Unfortunately, even with this modification to enforce local monotonicity, ID3 can still fail to yield a monotonic decision tree. When we run the ID3 algorithm on the above data set, we obtain a decision tree that computes the function
$$g'(x_0,x_1,x_2,x_3,x_4) = (\neg x_0 \land x_2 \land x_3) \lor (x_0 \land x_1),$$
which is consistent with the training set yet is not monotonic. In particular, we might obtain the following decision tree:
x0
/ \
/ \
x2 x1
/ \ / \
0 x3 0 1
/ \
0 1
This decision tree achieves 100% accuracy on the training set, yet it isn't monotone, even though there exists another decision tree (of the same depth) that is monotone and also achieves 100% accuracy.
Why can ID3 produce this decision tree? Starting with the entire training set, splitting on $x_0$ yields predictions (information gain) that is at least as good as splitting on any other attribute. Then we recursively run ID3 on the subset of training samples where $x_0=0$ and recursively run ID3 on the subset of training samples where $x_0=1$, and similar comments apply at each stage of the algorithm. I'll let you run ID3 by hand and see that there is a way to resolve ties at each step that yields the decision tree above.
In short, we can potentially lose either way, whether or not we apply the "locally monotone" constraint.

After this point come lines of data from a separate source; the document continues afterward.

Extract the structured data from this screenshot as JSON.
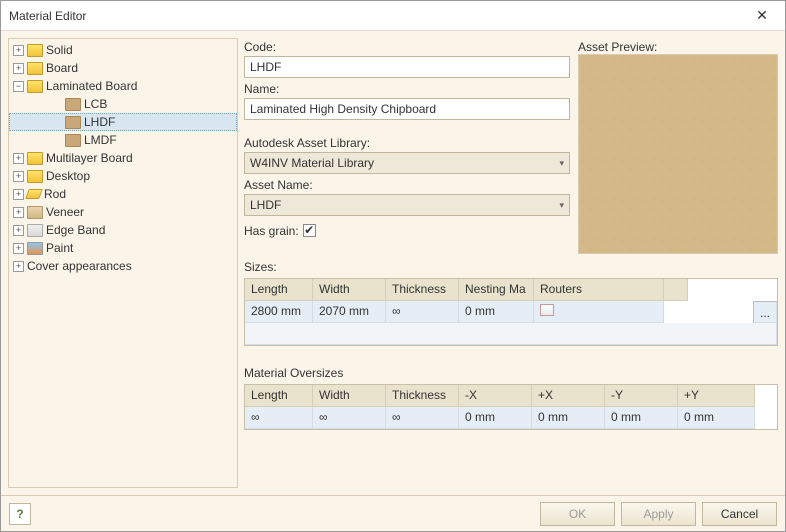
{
  "window": {
    "title": "Material Editor"
  },
  "tree": {
    "items": [
      {
        "label": "Solid",
        "exp": "+",
        "depth": 0,
        "icon": "f-yellow"
      },
      {
        "label": "Board",
        "exp": "+",
        "depth": 0,
        "icon": "f-yellow"
      },
      {
        "label": "Laminated Board",
        "exp": "−",
        "depth": 0,
        "icon": "f-yellow"
      },
      {
        "label": "LCB",
        "exp": "",
        "depth": 1,
        "icon": "f-tan"
      },
      {
        "label": "LHDF",
        "exp": "",
        "depth": 1,
        "icon": "f-tan",
        "selected": true
      },
      {
        "label": "LMDF",
        "exp": "",
        "depth": 1,
        "icon": "f-tan"
      },
      {
        "label": "Multilayer Board",
        "exp": "+",
        "depth": 0,
        "icon": "f-yellow"
      },
      {
        "label": "Desktop",
        "exp": "+",
        "depth": 0,
        "icon": "f-yellow"
      },
      {
        "label": "Rod",
        "exp": "+",
        "depth": 0,
        "icon": "f-rod"
      },
      {
        "label": "Veneer",
        "exp": "+",
        "depth": 0,
        "icon": "f-veneer"
      },
      {
        "label": "Edge Band",
        "exp": "+",
        "depth": 0,
        "icon": "f-edge"
      },
      {
        "label": "Paint",
        "exp": "+",
        "depth": 0,
        "icon": "f-paint"
      },
      {
        "label": "Cover appearances",
        "exp": "+",
        "depth": 0,
        "icon": ""
      }
    ]
  },
  "form": {
    "code_label": "Code:",
    "code_value": "LHDF",
    "name_label": "Name:",
    "name_value": "Laminated High Density Chipboard",
    "lib_label": "Autodesk Asset Library:",
    "lib_value": "W4INV Material Library",
    "asset_label": "Asset Name:",
    "asset_value": "LHDF",
    "hasgrain_label": "Has grain:",
    "hasgrain_checked": "✔",
    "preview_label": "Asset Preview:"
  },
  "sizes": {
    "title": "Sizes:",
    "headers": [
      "Length",
      "Width",
      "Thickness",
      "Nesting Ma",
      "Routers",
      ""
    ],
    "row": [
      "2800 mm",
      "2070 mm",
      "∞",
      "0 mm",
      "router",
      "..."
    ]
  },
  "oversizes": {
    "title": "Material Oversizes",
    "headers": [
      "Length",
      "Width",
      "Thickness",
      "-X",
      "+X",
      "-Y",
      "+Y"
    ],
    "row": [
      "∞",
      "∞",
      "∞",
      "0 mm",
      "0 mm",
      "0 mm",
      "0 mm"
    ]
  },
  "footer": {
    "ok": "OK",
    "apply": "Apply",
    "cancel": "Cancel"
  }
}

We might get lucky and end up with a monotone decision tree, but there is no guarantee of that -- we also might unlucky and end up with a non-monotone decision tree, even though there exists a monotone decision tree that would be at least as good.
Similar comments apply to the random forests algorithm, as it merely applies the ID3 algorithm multiple times. (Each tree is learned on a different subset of the training set, and with different subsets of the features at each node of the tree, but the same kind of anomaly can still occur.)
This proves that it is at least possible to end up with a non-monotonic classifier, even when starting from a monotone data set. I don't know how likely it is that this will happen in practice, though, when taking the probability over the random choices made in the ID3 algorithm (to resolve ties) and in the random forests algorithm (for bagging and feature subsetting).
In other words, this demonstrates that if our goal is to learn a monotonic classifier, it's not enough to simply apply the standard random forests or ID3 training procedure on a (monotone) training set; something more sophisticated is needed.